Secondary outcomes included individual goal attainment rates for the 3 BRS components, BRS pre/post changes for individual patients within each group, changes in A1c, changes in blood pressure, and the number of antidiabetic and antihypertensive medications used in each treatment group.
Statistical Analysis
For all statistical analyses, a P value of 0.05 was considered significant. Baseline comparison between groups regarding proportion of gender and goal attainment rates for A1c, statin prescription, and blood pressure were assessed using the chi-square test. Baseline BRS group comparisons, pre/post differences of BRS scores, A1c, statin prescription, and blood pressure attainment rates for each group were assessed using McNemar’s test. Logistic regressions were used to test for treatment effects on postintervention goal attainment rates for A1c, blood pressure, and statin prescription, controlling for baseline values. The number of antidiabetic and antihypertensive medications used, blood pressure reductions, A1c reductions, and average age were analyzed by t-tests. Differences in post-treatment values for the BRS, A1c, blood pressure, and statin prescription were analyzed using Fisher’s exact test.
Results
Baseline Results for Patient Population
Of the 222 patients seen by a PCN pharmacist during the study period, 127 patients were excluded because of no diabetes diagnosis or inadequate laboratory data, which left 95 patients in the intervention group. Of these 95 patients, 23% (n = 22), 39% (n = 37), and 38% (n = 36) were classified into the baseline A1c subgroups of ≤ 8%, 8.1%-10%, and > 10%, respectively. Searching the PCMH diabetes registry from clinics without a pharmacist resulted in 589 patients, with 181 excluded because of inadequate laboratory data, which left 408 patients who met the inclusion criteria. Of these 408 patients, only 50 patients had a baseline A1c of > 10%. Because this A1c subgroup was the rate-limiting group, these 50 patients were set to represent 38% of the total usual care group in order to match the intervention group. This process led to 132 patients who were proportionately randomly selected within the A1c subgroups to be included in the final usual care group, which was the maximum amount of patients that could be included in order for the usual care group to be matched to the baseline A1c subgroups of the intervention group (Figure 1).
FIGURE 1.
Random Selection of Patient Population
The average baseline A1c in both groups was 9.6%, and the percentage of patients with a baseline A1c at goal was 23% in both groups (P = 1.00; Table 1).

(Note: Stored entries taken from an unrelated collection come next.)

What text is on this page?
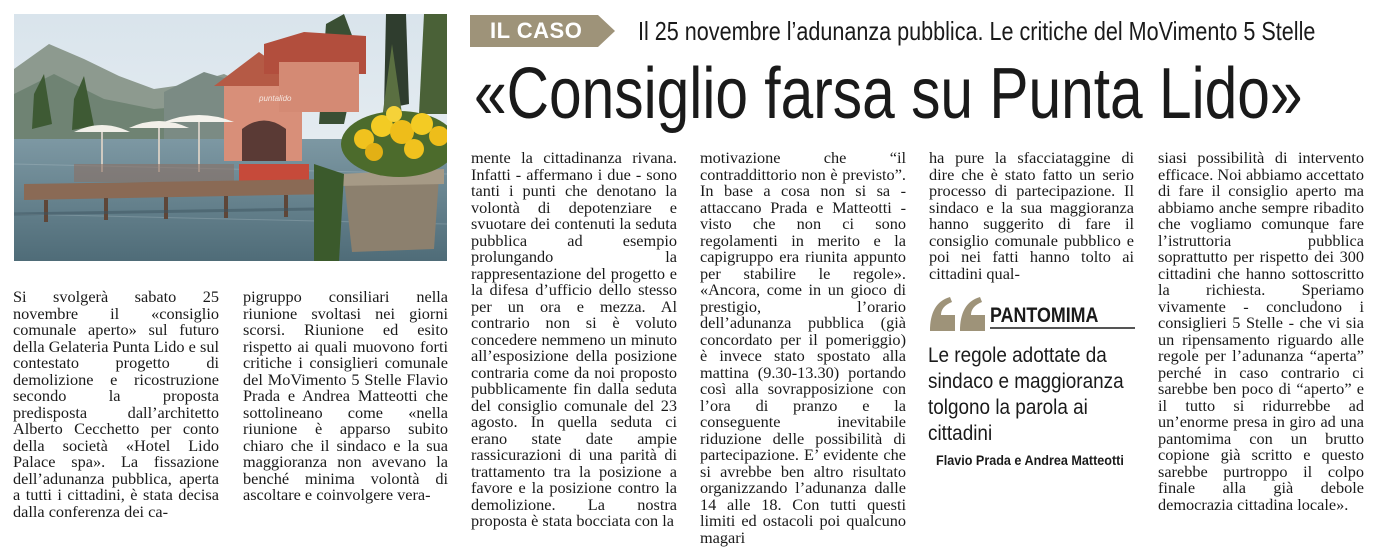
puntalido
IL CASO Il 25 novembre l’adunanza pubblica. Le critiche del MoVimento 5 Stelle
«Consiglio farsa su Punta Lido»

Si svolgerà sabato 25 novembre il «consiglio comunale aperto» sul futuro della Gelateria Punta Lido e sul contestato progetto di demolizione e ricostruzione secondo la proposta predisposta dall’architetto Alberto Cecchetto per conto della società «Hotel Lido Palace spa». La fissazione dell’adunanza pubblica, aperta a tutti i cittadini, è stata decisa dalla conferenza dei ca-

pigruppo consiliari nella riunione svoltasi nei giorni scorsi. Riunione ed esito rispetto ai quali muovono forti critiche i consiglieri comunale del MoVimento 5 Stelle Flavio Prada e Andrea Matteotti che sottolineano come «nella riunione è apparso subito chiaro che il sindaco e la sua maggioranza non avevano la benché minima volontà di ascoltare e coinvolgere vera-

mente la cittadinanza rivana. Infatti - affermano i due - sono tanti i punti che denotano la volontà di depotenziare e svuotare dei contenuti la seduta pubblica ad esempio prolungando la rappresentazione del progetto e la difesa d’ufficio dello stesso per un ora e mezza. Al contrario non si è voluto concedere nemmeno un minuto all’esposizione della posizione contraria come da noi proposto pubblicamente fin dalla seduta del consiglio comunale del 23 agosto. In quella seduta ci erano state date ampie rassicurazioni di una parità di trattamento tra la posizione a favore e la posizione contro la demolizione. La nostra proposta è stata bocciata con la

motivazione che “il contraddittorio non è previsto”. In base a cosa non si sa - attaccano Prada e Matteotti - visto che non ci sono regolamenti in merito e la capigruppo era riunita appunto per stabilire le regole». «Ancora, come in un gioco di prestigio, l’orario dell’adunanza pubblica (già concordato per il pomeriggio) è invece stato spostato alla mattina (9.30-13.30) portando così alla sovrapposizione con l’ora di pranzo e la conseguente inevitabile riduzione delle possibilità di partecipazione. E’ evidente che si avrebbe ben altro risultato organizzando l’adunanza dalle 14 alle 18. Con tutti questi limiti ed ostacoli poi qualcuno magari

ha pure la sfacciataggine di dire che è stato fatto un serio processo di partecipazione. Il sindaco e la sua maggioranza hanno suggerito di fare il consiglio comunale pubblico e poi nei fatti hanno tolto ai cittadini qual-

siasi possibilità di intervento efficace. Noi abbiamo accettato di fare il consiglio aperto ma abbiamo anche sempre ribadito che vogliamo comunque fare l’istruttoria pubblica soprattutto per rispetto dei 300 cittadini che hanno sottoscritto la richiesta. Speriamo vivamente - concludono i consiglieri 5 Stelle - che vi sia un ripensamento riguardo alle regole per l’adunanza “aperta” perché in caso contrario ci sarebbe ben poco di “aperto” e il tutto si ridurrebbe ad un’enorme presa in giro ad una pantomima con un brutto copione già scritto e questo sarebbe purtroppo il colpo finale alla già debole democrazia cittadina locale».

PANTOMIMA
Le regole adottate da sindaco e maggioranza tolgono la parola ai cittadini
Flavio Prada e Andrea Matteotti
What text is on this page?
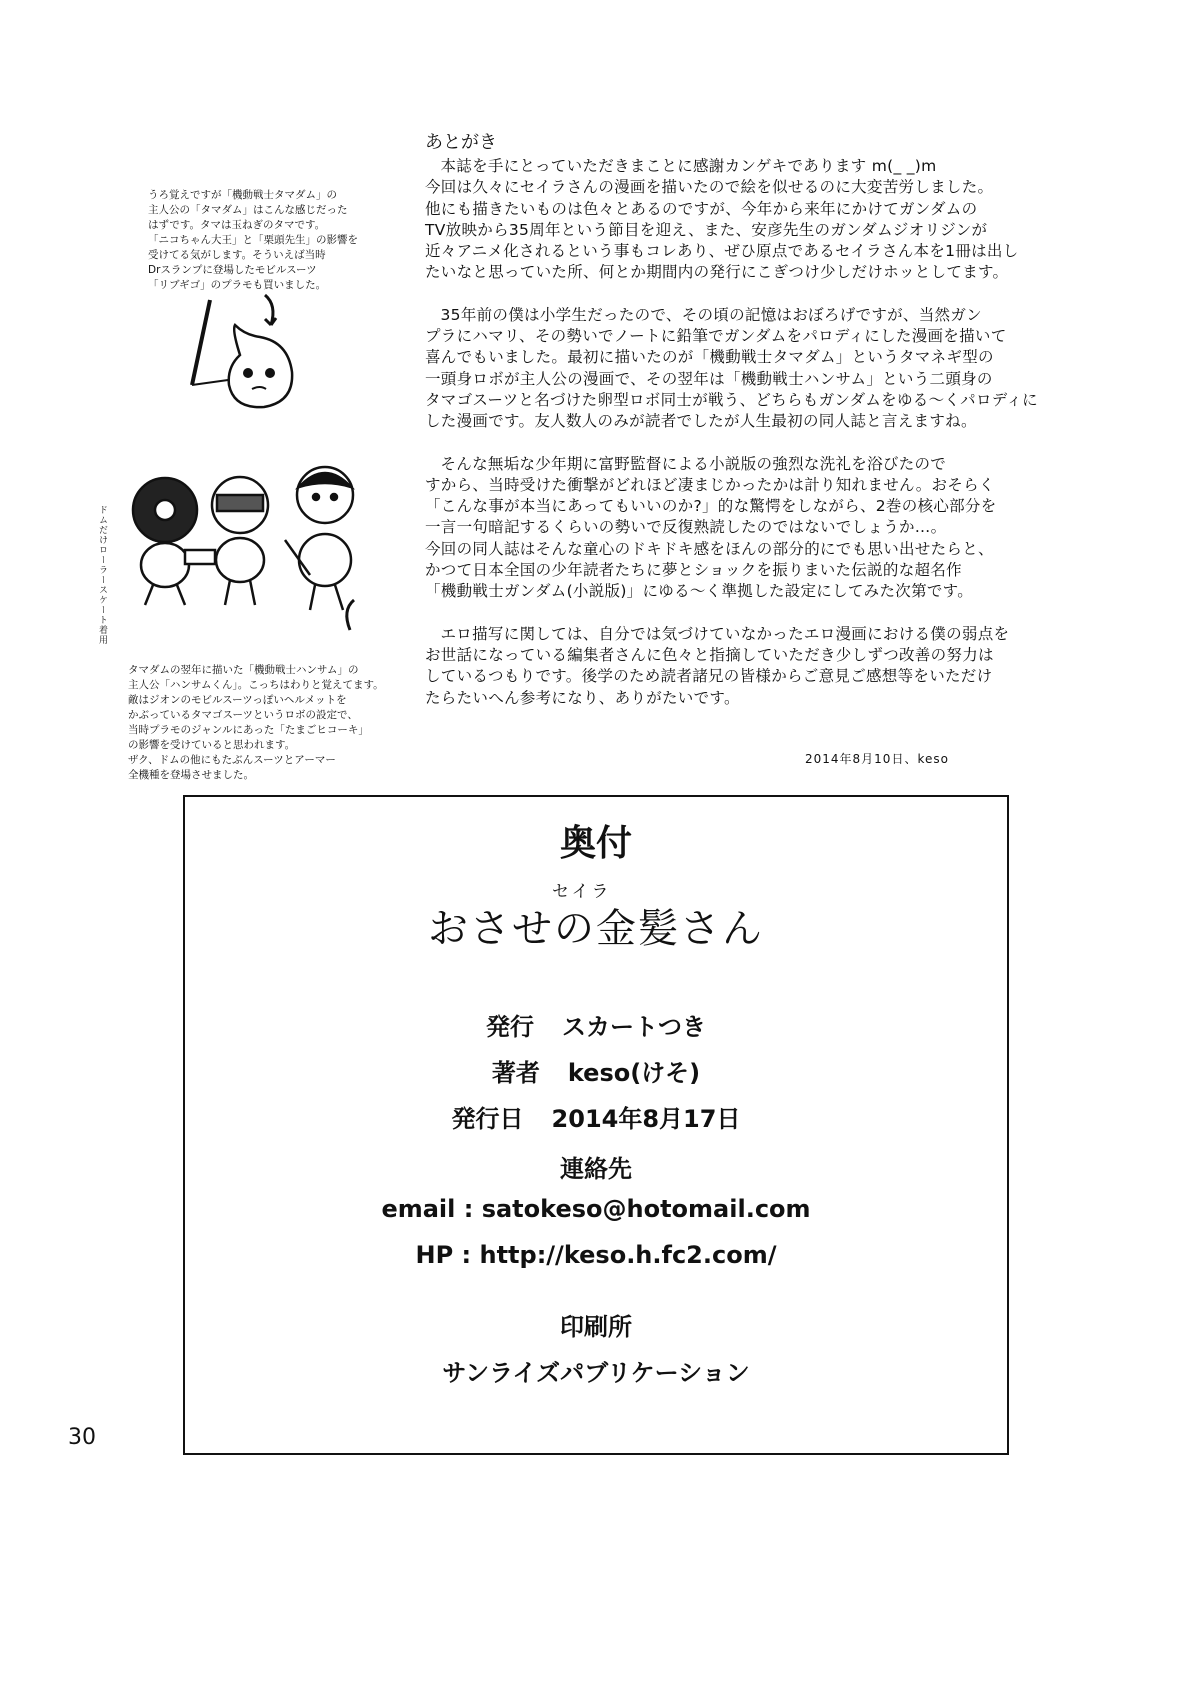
あとがき
本誌を手にとっていただきまことに感謝カンゲキであります m(_ _)m
今回は久々にセイラさんの漫画を描いたので絵を似せるのに大変苦労しました。
他にも描きたいものは色々とあるのですが、今年から来年にかけてガンダムの
TV放映から35周年という節目を迎え、また、安彦先生のガンダムジオリジンが
近々アニメ化されるという事もコレあり、ぜひ原点であるセイラさん本を1冊は出し
たいなと思っていた所、何とか期間内の発行にこぎつけ少しだけホッとしてます。
35年前の僕は小学生だったので、その頃の記憶はおぼろげですが、当然ガン
プラにハマリ、その勢いでノートに鉛筆でガンダムをパロディにした漫画を描いて
喜んでもいました。最初に描いたのが「機動戦士タマダム」というタマネギ型の
一頭身ロボが主人公の漫画で、その翌年は「機動戦士ハンサム」という二頭身の
タマゴスーツと名づけた卵型ロボ同士が戦う、どちらもガンダムをゆる～くパロディに
した漫画です。友人数人のみが読者でしたが人生最初の同人誌と言えますね。
そんな無垢な少年期に富野監督による小説版の強烈な洗礼を浴びたので
すから、当時受けた衝撃がどれほど凄まじかったかは計り知れません。おそらく
「こんな事が本当にあってもいいのか?」的な驚愕をしながら、2巻の核心部分を
一言一句暗記するくらいの勢いで反復熟読したのではないでしょうか…。
今回の同人誌はそんな童心のドキドキ感をほんの部分的にでも思い出せたらと、
かつて日本全国の少年読者たちに夢とショックを振りまいた伝説的な超名作
「機動戦士ガンダム(小説版)」にゆる～く準拠した設定にしてみた次第です。
エロ描写に関しては、自分では気づけていなかったエロ漫画における僕の弱点を
お世話になっている編集者さんに色々と指摘していただき少しずつ改善の努力は
しているつもりです。後学のため読者諸兄の皆様からご意見ご感想等をいただけ
たらたいへん参考になり、ありがたいです。
2014年8月10日、keso
うろ覚えですが「機動戦士タマダム」の
主人公の「タマダム」はこんな感じだった
はずです。タマは玉ねぎのタマです。
「ニコちゃん大王」と「栗頭先生」の影響を
受けてる気がします。そういえば当時
Drスランプに登場したモビルスーツ
「リブギゴ」のプラモも買いました。
ドムだけローラースケート着用
タマダムの翌年に描いた「機動戦士ハンサム」の
主人公「ハンサムくん」。こっちはわりと覚えてます。
敵はジオンのモビルスーツっぽいヘルメットを
かぶっているタマゴスーツというロボの設定で、
当時プラモのジャンルにあった「たまごヒコーキ」
の影響を受けていると思われます。
ザク、ドムの他にもたぶんスーツとアーマー
全機種を登場させました。
奥付
セイラ
おさせの金髪さん
発行 スカートつき
著者 keso(けそ)
発行日 2014年8月17日
連絡先
email : satokeso@hotomail.com
HP : http://keso.h.fc2.com/
印刷所
サンライズパブリケーション
30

In addition, the groups were found to have no statistically significant differences in any of the 3 components of the primary outcome at baseline, including the percentages of patients who had controlled blood pressure (63% vs. 73%, P = 0.10) and were already prescribed a moderate- to high-intensity statin (71% vs. 60%, P = 0.10). There were also no statistically significant differences in average age, although there were significantly more women in the intervention group. There were no significant differences between groups regarding baseline BRS (P = 0.65).
TABLE 1.
Baseline Characteristics
| Characteristics | Intervention Group n = 95 | Usual Care Group n = 132 | P Value |
|---|---|---|---|
| Average age | 62.4 | 63.6 | 0.44 a |
| Male, % | 41 | 57 | 0.02b |
| Average A1c, % | 9.6 | 9.6 | 0.96a |
| At A1c goal, n (%) | 22 (23) | 31 (23) | 1.00b |
| Number of antidiabetic medications | 2.1 | 2.1 | 0.82a |
| Average systolic blood pressure | 135.1 mmHg | 132.8 mmHg | 0.32a |
| Average diastolic blood pressure | 75.5 mmHg | 74.4 mmHg | 0.41a |
| At blood pressure goal, n (%) | 60 (63) | 97 (73) | 0.10b |
| Number of antihypertensive medications | 1.9 | 2.1 | 0.19a |
| Prescribed moderate- or high-intensity statin, n (%) | 67 (71) | 79 (60) | 0.10b |
| BRS, n (%) | 0.65c | ||
| 0 of 3 | 9 (9.5) | 9 (7) | |
| 1 of 3 | 45 (47) | 65 (49) | |
| 2 of 3 | 32 (34) | 50 (38) | |
| 3 of 3 | 9 (9.5) | 8 (6) |
aT-test.
bChi-square test.
cMcNemars test.
A1c = hemoglobin A1c; BRS = bundled response score.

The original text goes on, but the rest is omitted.